Strike reached the bar and ordered wine for his companions, glancing as he did so into the dining room.

 

Those eating filled several long wooden tables. There was the Roper Chard party, with a pair of French windows beside them, the garden icy white and ghostly behind the glass. A dozen people, some of whom Strike did not recognise, had gathered to honour the ninety-year-old Pinkelman, who was sitting at the head of the table.
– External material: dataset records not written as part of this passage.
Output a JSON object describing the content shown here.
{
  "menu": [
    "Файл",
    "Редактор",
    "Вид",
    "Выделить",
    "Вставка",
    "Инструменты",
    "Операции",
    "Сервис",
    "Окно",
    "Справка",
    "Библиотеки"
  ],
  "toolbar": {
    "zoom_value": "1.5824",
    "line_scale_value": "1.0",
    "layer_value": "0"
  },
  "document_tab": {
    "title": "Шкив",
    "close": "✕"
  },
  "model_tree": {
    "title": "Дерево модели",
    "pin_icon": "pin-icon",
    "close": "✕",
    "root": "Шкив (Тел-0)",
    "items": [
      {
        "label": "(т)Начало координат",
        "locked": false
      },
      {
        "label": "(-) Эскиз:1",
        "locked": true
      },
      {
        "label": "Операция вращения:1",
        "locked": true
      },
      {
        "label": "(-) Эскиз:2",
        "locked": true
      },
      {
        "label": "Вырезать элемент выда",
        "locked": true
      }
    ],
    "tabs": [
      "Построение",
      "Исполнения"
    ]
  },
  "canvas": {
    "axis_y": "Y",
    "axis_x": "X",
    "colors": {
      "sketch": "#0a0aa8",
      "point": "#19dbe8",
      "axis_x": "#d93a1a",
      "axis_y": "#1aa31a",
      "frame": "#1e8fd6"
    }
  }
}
Whoever had been in charge of the placement, Strike saw, had sat Elizabeth Tassel and Michael Fancourt well apart. Fancourt was talking loudly into Pinkelman’s ear, Chard opposite him. Elizabeth Tassel was sitting next to Jerry Waldegrave. Neither was speaking to the other.

 

Strike passed glasses of wine to Al and Gilfedder, then returned to the bar to fetch a whisky for himself, deliberately maintaining a clear view of the Roper Chard party.

 

‘Why,’ said a voice, clear as a bell but somewhere below him, ‘are you here?’

 

Nina Lascelles was standing at his elbow in the same strappy black dress she had worn to his birthday dinner. No trace of her former giggly flirtatiousness remained. She looked accusatory.

 

‘Hi,’ said Strike, surprised. ‘I didn’t expect to see you here.’

 

‘Nor I you,’ she said.

 

He had not returned any of her calls for over a week, not since the night he had slept with her to rid himself of thoughts of Charlotte on her wedding day.

 

‘So you know Pinkelman,’ said Strike, trying for small talk in the face of what he could tell was animosity.

 

‘I’m taking over some of Jerry’s authors now he’s leaving. Pinks is one of them.’

 

‘Congratulations,’ said Strike. Still, she did not smile. ‘Waldegrave still came to the party, though?’

 

‘Pinks is fond of Jerry. Why,’ she repeated, ‘are you here?’

 

‘Doing what I was hired to do,’ said Strike. ‘Trying to find out who killed Owen Quine.’

 

She rolled her eyes, clearly feeling that he was pushing his persistence past a joke.